Adına “Nostalji” ve ya başka bir şey mi dersiniz o da sizin taktiriniz. Ben; geçmişin kültürünü, değer yargılarını, geleneğini ve de yaşam biçimini hep sevmişim. Komşuluk ilişkileri, saygı ve sevginin önemi geçmişte bir başka idi. Arkadaşlık, kadirşinaslık, fedakarlık, güven birinci öncelikti.
Ya günümüzde! Karı-koca, gelin, görümce, kaynana, elti, gelin, kayın, dönür... Yine dayı, amca, hala, yeğen, torun, anne-baba, evlat... ilişkileri eskiye kıyasla çok zayıf. Aile bağlarının bu kadar zayıf olmasına çok üzülüyorum. “Kahvenin kırk yıl” değil bir saat hatırı kalmamış.
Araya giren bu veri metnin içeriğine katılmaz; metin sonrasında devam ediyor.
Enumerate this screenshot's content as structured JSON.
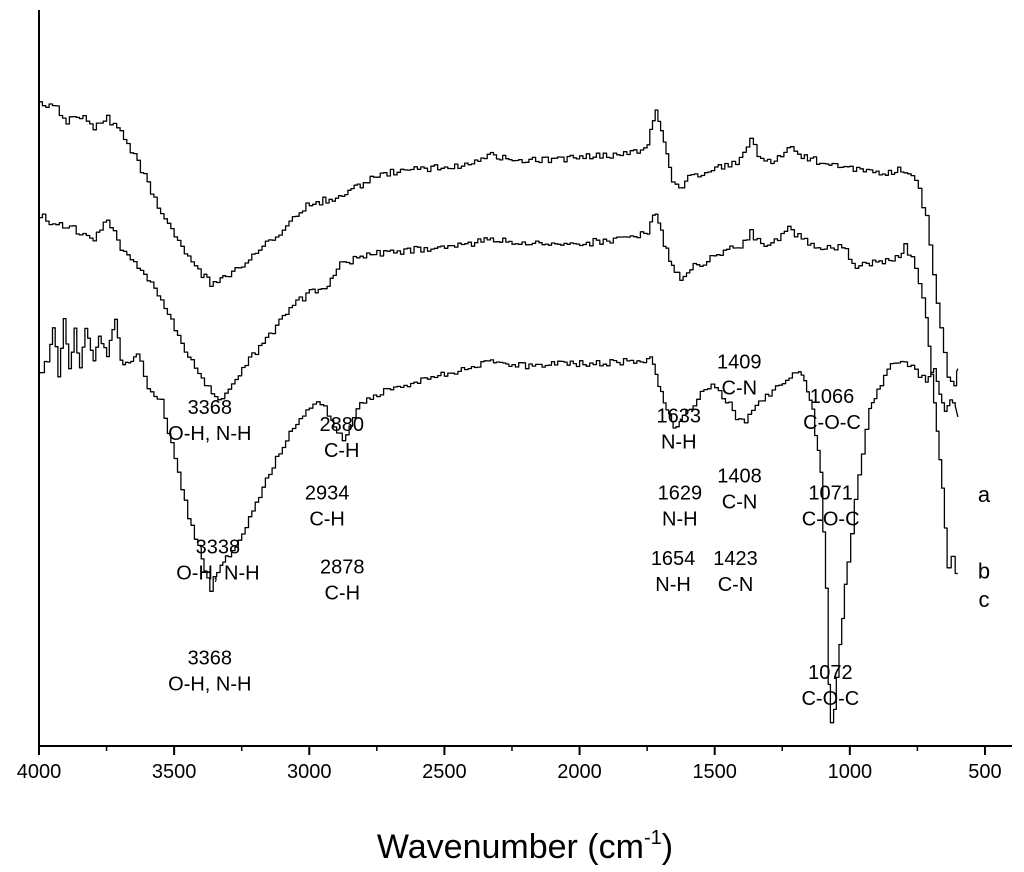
{
  "chart_data": {
    "type": "line",
    "title": "",
    "xlabel": "Wavenumber (cm",
    "xlabel_sup": "-1",
    "xlabel_close": ")",
    "ylabel": "",
    "xlim": [
      4000,
      400
    ],
    "x_reversed": true,
    "grid": false,
    "y_axis_ticks": false,
    "x_ticks": [
      4000,
      3500,
      3000,
      2500,
      2000,
      1500,
      1000,
      500
    ],
    "x_tick_labels": [
      "4000",
      "3500",
      "3000",
      "2500",
      "2000",
      "1500",
      "1000",
      "500"
    ],
    "series": [
      {
        "name": "a",
        "offset": 1.0,
        "points": [
          [
            4000,
            0.9
          ],
          [
            3950,
            0.9
          ],
          [
            3900,
            0.84
          ],
          [
            3850,
            0.86
          ],
          [
            3800,
            0.82
          ],
          [
            3750,
            0.85
          ],
          [
            3700,
            0.8
          ],
          [
            3650,
            0.72
          ],
          [
            3600,
            0.62
          ],
          [
            3550,
            0.52
          ],
          [
            3500,
            0.44
          ],
          [
            3450,
            0.36
          ],
          [
            3400,
            0.3
          ],
          [
            3368,
            0.27
          ],
          [
            3330,
            0.29
          ],
          [
            3300,
            0.3
          ],
          [
            3250,
            0.33
          ],
          [
            3200,
            0.38
          ],
          [
            3150,
            0.42
          ],
          [
            3100,
            0.46
          ],
          [
            3050,
            0.51
          ],
          [
            3000,
            0.55
          ],
          [
            2950,
            0.56
          ],
          [
            2880,
            0.58
          ],
          [
            2800,
            0.62
          ],
          [
            2750,
            0.65
          ],
          [
            2700,
            0.66
          ],
          [
            2600,
            0.67
          ],
          [
            2500,
            0.68
          ],
          [
            2400,
            0.69
          ],
          [
            2330,
            0.72
          ],
          [
            2250,
            0.7
          ],
          [
            2150,
            0.7
          ],
          [
            2000,
            0.71
          ],
          [
            1900,
            0.72
          ],
          [
            1800,
            0.73
          ],
          [
            1750,
            0.76
          ],
          [
            1720,
            0.88
          ],
          [
            1690,
            0.76
          ],
          [
            1660,
            0.62
          ],
          [
            1633,
            0.6
          ],
          [
            1600,
            0.64
          ],
          [
            1550,
            0.66
          ],
          [
            1500,
            0.68
          ],
          [
            1450,
            0.68
          ],
          [
            1409,
            0.7
          ],
          [
            1370,
            0.77
          ],
          [
            1330,
            0.7
          ],
          [
            1280,
            0.7
          ],
          [
            1220,
            0.76
          ],
          [
            1180,
            0.72
          ],
          [
            1100,
            0.69
          ],
          [
            1066,
            0.68
          ],
          [
            1000,
            0.67
          ],
          [
            950,
            0.66
          ],
          [
            880,
            0.66
          ],
          [
            800,
            0.67
          ],
          [
            760,
            0.64
          ],
          [
            720,
            0.5
          ],
          [
            680,
            0.2
          ],
          [
            640,
            -0.06
          ],
          [
            615,
            -0.09
          ],
          [
            605,
            -0.04
          ],
          [
            600,
            -0.03
          ]
        ]
      },
      {
        "name": "b",
        "offset": 0.55,
        "points": [
          [
            4000,
            0.96
          ],
          [
            3950,
            0.93
          ],
          [
            3900,
            0.92
          ],
          [
            3850,
            0.9
          ],
          [
            3800,
            0.88
          ],
          [
            3750,
            0.95
          ],
          [
            3700,
            0.84
          ],
          [
            3650,
            0.8
          ],
          [
            3600,
            0.74
          ],
          [
            3550,
            0.66
          ],
          [
            3500,
            0.56
          ],
          [
            3450,
            0.46
          ],
          [
            3400,
            0.38
          ],
          [
            3338,
            0.31
          ],
          [
            3300,
            0.35
          ],
          [
            3250,
            0.42
          ],
          [
            3200,
            0.48
          ],
          [
            3150,
            0.54
          ],
          [
            3100,
            0.6
          ],
          [
            3050,
            0.65
          ],
          [
            3000,
            0.69
          ],
          [
            2934,
            0.71
          ],
          [
            2900,
            0.78
          ],
          [
            2850,
            0.8
          ],
          [
            2800,
            0.82
          ],
          [
            2700,
            0.83
          ],
          [
            2600,
            0.84
          ],
          [
            2500,
            0.85
          ],
          [
            2400,
            0.86
          ],
          [
            2330,
            0.88
          ],
          [
            2250,
            0.86
          ],
          [
            2150,
            0.86
          ],
          [
            2000,
            0.86
          ],
          [
            1900,
            0.87
          ],
          [
            1800,
            0.88
          ],
          [
            1750,
            0.9
          ],
          [
            1720,
            0.97
          ],
          [
            1690,
            0.86
          ],
          [
            1660,
            0.78
          ],
          [
            1629,
            0.74
          ],
          [
            1580,
            0.78
          ],
          [
            1530,
            0.8
          ],
          [
            1480,
            0.83
          ],
          [
            1408,
            0.85
          ],
          [
            1370,
            0.9
          ],
          [
            1330,
            0.85
          ],
          [
            1280,
            0.87
          ],
          [
            1230,
            0.92
          ],
          [
            1180,
            0.87
          ],
          [
            1120,
            0.85
          ],
          [
            1071,
            0.84
          ],
          [
            1030,
            0.85
          ],
          [
            980,
            0.78
          ],
          [
            940,
            0.79
          ],
          [
            880,
            0.8
          ],
          [
            820,
            0.81
          ],
          [
            800,
            0.85
          ],
          [
            760,
            0.78
          ],
          [
            720,
            0.6
          ],
          [
            690,
            0.3
          ],
          [
            660,
            0.0
          ],
          [
            640,
            -0.28
          ],
          [
            625,
            -0.24
          ],
          [
            610,
            -0.3
          ],
          [
            600,
            -0.3
          ]
        ]
      },
      {
        "name": "c",
        "offset": 0.0,
        "points": [
          [
            4000,
            0.95
          ],
          [
            3970,
            1.0
          ],
          [
            3950,
            1.12
          ],
          [
            3930,
            0.95
          ],
          [
            3910,
            1.15
          ],
          [
            3890,
            0.98
          ],
          [
            3870,
            1.1
          ],
          [
            3850,
            0.97
          ],
          [
            3830,
            1.1
          ],
          [
            3800,
            1.0
          ],
          [
            3780,
            1.08
          ],
          [
            3750,
            1.02
          ],
          [
            3720,
            1.15
          ],
          [
            3700,
            1.0
          ],
          [
            3670,
            0.98
          ],
          [
            3640,
            1.03
          ],
          [
            3600,
            0.9
          ],
          [
            3550,
            0.85
          ],
          [
            3500,
            0.65
          ],
          [
            3450,
            0.45
          ],
          [
            3400,
            0.3
          ],
          [
            3368,
            0.2
          ],
          [
            3330,
            0.28
          ],
          [
            3300,
            0.32
          ],
          [
            3250,
            0.38
          ],
          [
            3200,
            0.5
          ],
          [
            3150,
            0.6
          ],
          [
            3100,
            0.7
          ],
          [
            3050,
            0.78
          ],
          [
            3000,
            0.84
          ],
          [
            2960,
            0.85
          ],
          [
            2920,
            0.78
          ],
          [
            2878,
            0.72
          ],
          [
            2840,
            0.8
          ],
          [
            2800,
            0.86
          ],
          [
            2750,
            0.88
          ],
          [
            2700,
            0.9
          ],
          [
            2600,
            0.93
          ],
          [
            2500,
            0.95
          ],
          [
            2400,
            0.97
          ],
          [
            2330,
            1.0
          ],
          [
            2250,
            0.98
          ],
          [
            2150,
            0.98
          ],
          [
            2000,
            0.99
          ],
          [
            1900,
            0.99
          ],
          [
            1800,
            1.0
          ],
          [
            1740,
            1.0
          ],
          [
            1720,
            0.95
          ],
          [
            1690,
            0.85
          ],
          [
            1660,
            0.78
          ],
          [
            1654,
            0.76
          ],
          [
            1620,
            0.8
          ],
          [
            1580,
            0.85
          ],
          [
            1540,
            0.9
          ],
          [
            1500,
            0.91
          ],
          [
            1460,
            0.86
          ],
          [
            1423,
            0.8
          ],
          [
            1390,
            0.78
          ],
          [
            1350,
            0.84
          ],
          [
            1300,
            0.88
          ],
          [
            1250,
            0.92
          ],
          [
            1200,
            0.96
          ],
          [
            1170,
            0.93
          ],
          [
            1140,
            0.82
          ],
          [
            1110,
            0.6
          ],
          [
            1090,
            0.2
          ],
          [
            1080,
            -0.15
          ],
          [
            1072,
            -0.27
          ],
          [
            1060,
            -0.22
          ],
          [
            1040,
            0.0
          ],
          [
            1010,
            0.3
          ],
          [
            970,
            0.6
          ],
          [
            930,
            0.82
          ],
          [
            900,
            0.9
          ],
          [
            850,
            0.98
          ],
          [
            800,
            0.99
          ],
          [
            760,
            0.96
          ],
          [
            720,
            0.93
          ],
          [
            690,
            0.97
          ],
          [
            670,
            0.88
          ],
          [
            650,
            0.82
          ],
          [
            630,
            0.86
          ],
          [
            610,
            0.84
          ],
          [
            600,
            0.8
          ]
        ]
      }
    ],
    "annotations": [
      {
        "x": 3368,
        "y": 0.81,
        "lines": [
          "3368",
          "O-H, N-H"
        ]
      },
      {
        "x": 2880,
        "y": 0.75,
        "lines": [
          "2880",
          "C-H"
        ]
      },
      {
        "x": 1633,
        "y": 0.78,
        "lines": [
          "1633",
          "N-H"
        ]
      },
      {
        "x": 1409,
        "y": 0.97,
        "lines": [
          "1409",
          "C-N"
        ]
      },
      {
        "x": 1066,
        "y": 0.85,
        "lines": [
          "1066",
          "C-O-C"
        ]
      },
      {
        "x": 3338,
        "y": 0.32,
        "lines": [
          "3338",
          "O-H, N-H"
        ]
      },
      {
        "x": 2934,
        "y": 0.51,
        "lines": [
          "2934",
          "C-H"
        ]
      },
      {
        "x": 1629,
        "y": 0.51,
        "lines": [
          "1629",
          "N-H"
        ]
      },
      {
        "x": 1408,
        "y": 0.57,
        "lines": [
          "1408",
          "C-N"
        ]
      },
      {
        "x": 1071,
        "y": 0.51,
        "lines": [
          "1071",
          "C-O-C"
        ]
      },
      {
        "x": 2878,
        "y": 0.25,
        "lines": [
          "2878",
          "C-H"
        ]
      },
      {
        "x": 1654,
        "y": 0.28,
        "lines": [
          "1654",
          "N-H"
        ]
      },
      {
        "x": 1423,
        "y": 0.28,
        "lines": [
          "1423",
          "C-N"
        ]
      },
      {
        "x": 3368,
        "y": -0.07,
        "lines": [
          "3368",
          "O-H, N-H"
        ]
      },
      {
        "x": 1072,
        "y": -0.12,
        "lines": [
          "1072",
          "C-O-C"
        ]
      }
    ],
    "series_labels": [
      {
        "text": "a",
        "y": 0.53
      },
      {
        "text": "b",
        "y": 0.26
      },
      {
        "text": "c",
        "y": 0.16
      }
    ]
  }
}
Yaşım altmışı geçeli bir kaç yıl olmuş. Çok güzel günler gördük. O günleri özler oldum. Hele kız isteme. Günümüzde adına “görücü usulü” derler. Önce anne beğenirdi ve oğluna tavsiye ederdi. O da uygun görse kız tarafına usulüne uygun biçimde teklif edilirdi. Kız tarafı “Naz” eder ve kızın babası “sultan” kabul edilirdi. Uygun görülürse eve “buyur” edilir ve kız istemenin ilk adımı atılırdı. İşler öyle kolay olmazdı.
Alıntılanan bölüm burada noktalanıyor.